I took a look at the keynote. It's good, exciting work. But similar work _will_ be done by Apple and Google etc. who will bake somewhat similar functionality into their desktops, apps, OSes, home devices and mobiles in due time. Larger corporations have more inertia.
Rabbit's device is cool. It's Agent AI model is cool. But their hardware _is_ inferior to a modern phone. Why then did Rabbit made their own device? Why not a $50 app? I think it's because Apple/Google app store restrictions prevent 'superapps' that can be scripted with new code, that run a background hidden web browser (*). A custom device bypasses app store restrictions - they can do what they want.
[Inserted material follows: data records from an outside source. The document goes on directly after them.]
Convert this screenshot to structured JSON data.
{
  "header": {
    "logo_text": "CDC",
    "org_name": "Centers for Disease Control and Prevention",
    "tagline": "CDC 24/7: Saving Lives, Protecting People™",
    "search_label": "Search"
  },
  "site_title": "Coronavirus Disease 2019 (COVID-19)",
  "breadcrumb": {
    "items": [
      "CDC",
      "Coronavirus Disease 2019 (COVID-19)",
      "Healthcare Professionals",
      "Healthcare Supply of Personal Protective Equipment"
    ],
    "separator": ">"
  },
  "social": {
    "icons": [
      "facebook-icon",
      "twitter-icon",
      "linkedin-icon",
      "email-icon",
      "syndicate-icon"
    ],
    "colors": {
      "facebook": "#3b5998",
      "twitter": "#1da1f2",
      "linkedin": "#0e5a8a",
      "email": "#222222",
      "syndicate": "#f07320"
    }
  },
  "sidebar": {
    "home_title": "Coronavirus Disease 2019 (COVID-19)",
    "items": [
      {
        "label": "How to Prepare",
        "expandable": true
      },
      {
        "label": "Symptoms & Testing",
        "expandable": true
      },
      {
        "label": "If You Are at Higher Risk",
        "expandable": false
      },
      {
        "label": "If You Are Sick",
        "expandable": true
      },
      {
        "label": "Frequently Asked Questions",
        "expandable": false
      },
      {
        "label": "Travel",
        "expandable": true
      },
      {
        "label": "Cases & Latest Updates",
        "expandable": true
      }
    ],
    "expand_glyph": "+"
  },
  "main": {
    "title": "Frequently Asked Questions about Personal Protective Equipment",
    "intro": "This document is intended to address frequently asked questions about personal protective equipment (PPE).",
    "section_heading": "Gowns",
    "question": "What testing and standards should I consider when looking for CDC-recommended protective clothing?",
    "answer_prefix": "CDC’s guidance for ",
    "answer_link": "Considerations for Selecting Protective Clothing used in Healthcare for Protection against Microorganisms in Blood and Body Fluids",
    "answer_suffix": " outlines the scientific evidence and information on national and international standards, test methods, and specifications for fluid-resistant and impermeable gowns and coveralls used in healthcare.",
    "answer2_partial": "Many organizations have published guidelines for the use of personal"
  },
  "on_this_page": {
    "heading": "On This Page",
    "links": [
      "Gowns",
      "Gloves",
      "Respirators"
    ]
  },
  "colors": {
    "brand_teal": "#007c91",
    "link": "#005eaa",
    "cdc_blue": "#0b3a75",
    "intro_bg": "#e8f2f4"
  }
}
What I do not understand is how Rabbit can sustain free usage of their 'LAM' LLM _indefinitely_ from a one-time $199 device sale. Even I'd they do make a profit on each device, that's not a lot of money for operations. Also they claim to not be selling user data. So what will fund their operational running in perpetuity? Will Rabbit instead sell its LLM trained for free by millions of customers l, to third parties? Or will they sell insights to businesses of how customers _really_ use their products? Do they want to be bought by FAANG? License patents? I would query their business model before investing.
(*) I suspect how their device works is this: for well-known apps with APIs like Uber, it users the vendors public API. For others, their LAM LLM somehow generates a script to carry out required tasks on websites via an automated headless browser session that runs on-device ( using something like phantom.js or Chromium embedded). Maybe their scripting is based off an image-recognition-centric programming framework like Sikuli (https://github.com/RaiMan/SikuliX1/). However that would break if the website changed a lot. Maybe the shared LLM helps cope with such changes.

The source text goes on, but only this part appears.